Imagem: portal de notícia G1.

Medida visa promover igualdade de gênero no esporte

A Comissão de Cultura da Câmara dos Deputados aprovou, nesta terça-feira (10), um projeto de lei que estabelece a cota de 30% para mulheres em cargos de direção e conselhos de clubes esportivos. A proposta visa aumentar a participação feminina em instâncias de comando, contribuindo para a igualdade de gênero no ambiente esportivo.

Contexto Geral

Historicamente, a presença de mulheres em posições de liderança no esporte brasileiro tem sido escassa. Embora o número de atletas femininas tenha crescido, as mulheres ainda enfrentam barreiras significativas para ocupar cargos de decisão. A proposta surge em um momento em que movimentos sociais e campanhas por igualdade de gênero têm ganhado força no Brasil.

Principais Pontos do Fato

O projeto de lei, agora aprovado na Comissão de Cultura, estipula que clubes com mais de 10 associados devem garantir que pelo menos 30% de seus cargos de direção e conselhos sejam ocupados por mulheres.
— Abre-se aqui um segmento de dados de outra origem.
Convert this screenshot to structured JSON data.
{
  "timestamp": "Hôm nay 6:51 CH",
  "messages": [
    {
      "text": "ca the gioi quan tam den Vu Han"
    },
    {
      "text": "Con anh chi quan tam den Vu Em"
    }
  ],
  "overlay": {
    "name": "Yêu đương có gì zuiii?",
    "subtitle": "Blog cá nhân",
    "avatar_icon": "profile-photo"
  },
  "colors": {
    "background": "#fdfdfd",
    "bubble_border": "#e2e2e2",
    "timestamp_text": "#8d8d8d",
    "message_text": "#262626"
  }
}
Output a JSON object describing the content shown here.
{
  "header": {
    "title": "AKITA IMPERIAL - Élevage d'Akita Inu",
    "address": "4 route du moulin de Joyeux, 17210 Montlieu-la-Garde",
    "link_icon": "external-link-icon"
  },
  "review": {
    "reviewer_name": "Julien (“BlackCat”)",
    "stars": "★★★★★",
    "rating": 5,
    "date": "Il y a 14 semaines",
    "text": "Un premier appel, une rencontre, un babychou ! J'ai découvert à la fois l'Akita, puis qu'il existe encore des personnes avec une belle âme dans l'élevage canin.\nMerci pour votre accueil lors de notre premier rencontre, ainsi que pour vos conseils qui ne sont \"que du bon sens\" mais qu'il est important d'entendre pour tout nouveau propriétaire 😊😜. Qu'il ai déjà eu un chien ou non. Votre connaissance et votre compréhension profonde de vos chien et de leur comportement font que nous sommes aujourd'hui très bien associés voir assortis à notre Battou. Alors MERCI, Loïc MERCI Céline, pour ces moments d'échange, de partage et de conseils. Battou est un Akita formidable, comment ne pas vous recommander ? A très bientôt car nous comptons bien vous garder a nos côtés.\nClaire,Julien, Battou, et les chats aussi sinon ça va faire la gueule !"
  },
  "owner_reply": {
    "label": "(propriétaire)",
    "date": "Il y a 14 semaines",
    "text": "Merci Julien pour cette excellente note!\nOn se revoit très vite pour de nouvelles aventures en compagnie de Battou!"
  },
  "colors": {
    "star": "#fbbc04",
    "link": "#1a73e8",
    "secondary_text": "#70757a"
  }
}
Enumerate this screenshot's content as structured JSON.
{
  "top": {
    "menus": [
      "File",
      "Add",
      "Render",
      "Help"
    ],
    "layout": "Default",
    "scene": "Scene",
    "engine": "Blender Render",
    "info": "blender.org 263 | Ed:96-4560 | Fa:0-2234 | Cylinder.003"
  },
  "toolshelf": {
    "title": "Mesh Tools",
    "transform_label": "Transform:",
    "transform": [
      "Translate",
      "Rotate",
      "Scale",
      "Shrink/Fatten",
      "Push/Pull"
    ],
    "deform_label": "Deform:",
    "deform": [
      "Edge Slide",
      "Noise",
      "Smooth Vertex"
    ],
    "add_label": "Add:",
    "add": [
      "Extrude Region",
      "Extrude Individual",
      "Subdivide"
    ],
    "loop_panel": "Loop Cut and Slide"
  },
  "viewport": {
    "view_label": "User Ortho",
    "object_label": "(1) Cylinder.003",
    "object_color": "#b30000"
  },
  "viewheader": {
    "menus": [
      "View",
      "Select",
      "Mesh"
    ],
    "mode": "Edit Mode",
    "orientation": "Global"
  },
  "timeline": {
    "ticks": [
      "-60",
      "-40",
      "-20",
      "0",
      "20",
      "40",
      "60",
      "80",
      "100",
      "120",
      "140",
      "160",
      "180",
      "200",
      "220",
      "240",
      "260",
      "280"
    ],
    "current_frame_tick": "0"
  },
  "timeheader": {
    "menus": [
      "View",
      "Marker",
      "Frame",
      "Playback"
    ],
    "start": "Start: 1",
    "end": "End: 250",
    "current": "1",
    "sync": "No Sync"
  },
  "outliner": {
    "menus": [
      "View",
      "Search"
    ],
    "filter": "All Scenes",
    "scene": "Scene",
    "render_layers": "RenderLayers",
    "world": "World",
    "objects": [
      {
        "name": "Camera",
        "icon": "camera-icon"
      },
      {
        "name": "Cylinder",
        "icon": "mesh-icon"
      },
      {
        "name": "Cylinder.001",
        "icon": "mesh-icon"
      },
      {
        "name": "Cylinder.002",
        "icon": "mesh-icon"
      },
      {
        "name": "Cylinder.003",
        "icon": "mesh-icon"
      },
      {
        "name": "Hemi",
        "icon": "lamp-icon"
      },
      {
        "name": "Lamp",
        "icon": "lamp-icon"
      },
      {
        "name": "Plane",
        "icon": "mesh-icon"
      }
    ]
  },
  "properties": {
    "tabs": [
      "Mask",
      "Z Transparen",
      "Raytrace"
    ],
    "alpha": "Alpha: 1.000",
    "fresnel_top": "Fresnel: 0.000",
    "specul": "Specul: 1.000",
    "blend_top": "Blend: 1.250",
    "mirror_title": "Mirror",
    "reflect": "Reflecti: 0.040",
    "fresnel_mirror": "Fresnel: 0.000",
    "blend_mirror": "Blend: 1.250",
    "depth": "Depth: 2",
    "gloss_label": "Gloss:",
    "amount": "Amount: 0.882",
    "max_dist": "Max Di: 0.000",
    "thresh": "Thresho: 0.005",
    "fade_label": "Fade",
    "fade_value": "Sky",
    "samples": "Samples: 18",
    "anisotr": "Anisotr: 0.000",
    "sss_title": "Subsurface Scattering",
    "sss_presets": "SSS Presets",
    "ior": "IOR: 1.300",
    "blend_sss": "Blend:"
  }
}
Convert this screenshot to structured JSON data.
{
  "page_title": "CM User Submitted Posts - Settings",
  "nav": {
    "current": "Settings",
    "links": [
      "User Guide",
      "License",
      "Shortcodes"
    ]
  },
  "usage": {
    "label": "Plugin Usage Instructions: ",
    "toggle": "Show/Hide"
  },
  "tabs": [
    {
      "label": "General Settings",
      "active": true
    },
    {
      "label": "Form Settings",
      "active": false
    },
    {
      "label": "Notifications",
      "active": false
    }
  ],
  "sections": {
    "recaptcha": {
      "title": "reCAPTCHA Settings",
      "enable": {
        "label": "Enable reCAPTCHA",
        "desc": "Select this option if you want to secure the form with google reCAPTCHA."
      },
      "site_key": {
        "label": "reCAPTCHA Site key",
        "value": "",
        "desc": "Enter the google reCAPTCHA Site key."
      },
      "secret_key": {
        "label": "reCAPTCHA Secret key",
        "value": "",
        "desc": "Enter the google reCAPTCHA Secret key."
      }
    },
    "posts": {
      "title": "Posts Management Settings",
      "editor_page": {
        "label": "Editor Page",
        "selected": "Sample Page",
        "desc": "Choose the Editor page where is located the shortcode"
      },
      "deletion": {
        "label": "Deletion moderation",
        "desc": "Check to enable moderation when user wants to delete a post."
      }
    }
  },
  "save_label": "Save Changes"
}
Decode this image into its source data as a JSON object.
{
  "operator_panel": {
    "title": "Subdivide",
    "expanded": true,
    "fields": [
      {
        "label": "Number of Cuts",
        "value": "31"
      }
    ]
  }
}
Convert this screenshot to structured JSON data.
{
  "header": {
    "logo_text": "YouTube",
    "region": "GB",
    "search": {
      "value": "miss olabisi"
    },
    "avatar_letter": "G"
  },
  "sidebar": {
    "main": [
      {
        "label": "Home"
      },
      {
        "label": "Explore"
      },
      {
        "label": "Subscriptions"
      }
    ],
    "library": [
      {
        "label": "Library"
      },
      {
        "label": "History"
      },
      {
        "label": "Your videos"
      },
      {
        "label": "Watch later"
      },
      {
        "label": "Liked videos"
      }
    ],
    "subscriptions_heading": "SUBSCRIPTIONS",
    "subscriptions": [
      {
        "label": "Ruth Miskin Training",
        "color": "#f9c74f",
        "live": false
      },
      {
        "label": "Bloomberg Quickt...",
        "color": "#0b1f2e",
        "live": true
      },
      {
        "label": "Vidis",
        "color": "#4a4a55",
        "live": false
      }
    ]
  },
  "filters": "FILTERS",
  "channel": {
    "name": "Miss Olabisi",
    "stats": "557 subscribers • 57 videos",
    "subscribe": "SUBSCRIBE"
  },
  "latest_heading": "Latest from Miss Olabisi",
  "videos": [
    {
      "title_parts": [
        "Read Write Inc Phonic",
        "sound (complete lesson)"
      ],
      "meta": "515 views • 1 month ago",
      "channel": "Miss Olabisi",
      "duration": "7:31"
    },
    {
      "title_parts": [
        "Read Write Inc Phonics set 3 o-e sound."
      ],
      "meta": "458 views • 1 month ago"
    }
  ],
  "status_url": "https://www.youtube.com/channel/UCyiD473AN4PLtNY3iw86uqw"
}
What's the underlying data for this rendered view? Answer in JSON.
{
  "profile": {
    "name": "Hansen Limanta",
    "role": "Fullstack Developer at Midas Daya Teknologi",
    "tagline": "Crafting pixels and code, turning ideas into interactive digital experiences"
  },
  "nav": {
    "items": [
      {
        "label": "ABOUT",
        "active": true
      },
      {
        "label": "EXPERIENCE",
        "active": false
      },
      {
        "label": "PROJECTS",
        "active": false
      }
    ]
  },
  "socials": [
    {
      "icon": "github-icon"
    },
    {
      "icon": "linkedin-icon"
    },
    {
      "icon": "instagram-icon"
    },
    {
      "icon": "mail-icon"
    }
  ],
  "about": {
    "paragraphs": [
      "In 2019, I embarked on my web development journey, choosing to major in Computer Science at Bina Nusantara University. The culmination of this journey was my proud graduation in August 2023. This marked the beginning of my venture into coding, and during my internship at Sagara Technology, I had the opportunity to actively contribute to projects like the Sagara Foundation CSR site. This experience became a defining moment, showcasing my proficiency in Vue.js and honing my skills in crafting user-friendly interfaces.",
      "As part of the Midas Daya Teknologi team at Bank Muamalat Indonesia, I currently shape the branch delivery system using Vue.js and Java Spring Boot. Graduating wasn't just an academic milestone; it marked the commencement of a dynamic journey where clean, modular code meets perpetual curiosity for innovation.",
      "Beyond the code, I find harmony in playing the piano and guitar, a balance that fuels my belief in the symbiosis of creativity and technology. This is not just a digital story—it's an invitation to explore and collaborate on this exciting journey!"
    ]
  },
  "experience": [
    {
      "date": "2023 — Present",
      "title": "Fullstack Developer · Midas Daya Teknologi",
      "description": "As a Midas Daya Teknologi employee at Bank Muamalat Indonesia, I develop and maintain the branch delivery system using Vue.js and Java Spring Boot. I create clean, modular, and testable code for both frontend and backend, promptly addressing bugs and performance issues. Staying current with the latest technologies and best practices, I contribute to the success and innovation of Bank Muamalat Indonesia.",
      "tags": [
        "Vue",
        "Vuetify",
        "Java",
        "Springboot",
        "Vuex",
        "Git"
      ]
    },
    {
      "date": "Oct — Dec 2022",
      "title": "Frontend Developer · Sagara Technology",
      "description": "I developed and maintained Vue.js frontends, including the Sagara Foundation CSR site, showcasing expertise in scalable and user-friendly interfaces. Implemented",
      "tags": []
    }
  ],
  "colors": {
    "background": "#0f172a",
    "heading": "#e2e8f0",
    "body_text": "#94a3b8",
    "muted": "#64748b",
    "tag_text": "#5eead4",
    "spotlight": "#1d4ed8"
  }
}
Além disso, a proposta prevê a criação de conselhos específicos para apurar casos de assédio sexual, com a obrigatoriedade da participação feminina.

A aprovação ocorreu em meio a um debate amplo sobre a necessidade de maior representação feminina nas diversas esferas do esporte, que inclui desde a gestão até a cobertura midiática. O texto ainda será submetido a outras comissões antes de seguir para o plenário da Câmara dos Deputados.

Impactos e Consequências

A implementação da cota pode gerar um impacto significativo na dinâmica de poder dentro dos clubes, promovendo a inclusão de vozes femininas nas decisões estratégicas. Além disso, a medida é vista como um passo importante para combater a cultura de assédio que ainda persiste no meio esportivo, proporcionando um ambiente mais seguro e acolhedor para mulheres.

Análise Técnica ou Fontes

Especialistas em direito desportivo e ativistas pelos direitos das mulheres elogiaram a aprovação da proposta. A advogada Ana Paula Gomes, especialista em igualdade de gênero, afirmou que "a cota é uma medida necessária para garantir que as mulheres tenham voz e vez em um espaço historicamente dominado por homens".

O que muda a partir de agora

Com a aprovação na Comissão de Cultura, o projeto segue para outras comissões, onde poderá passar por novas discussões e possíveis alterações. Se aprovado pelo plenário, os clubes terão um prazo para se adequar às novas regras, o que pode acelerar a mudança na cultura de gestão dos esportes no Brasil.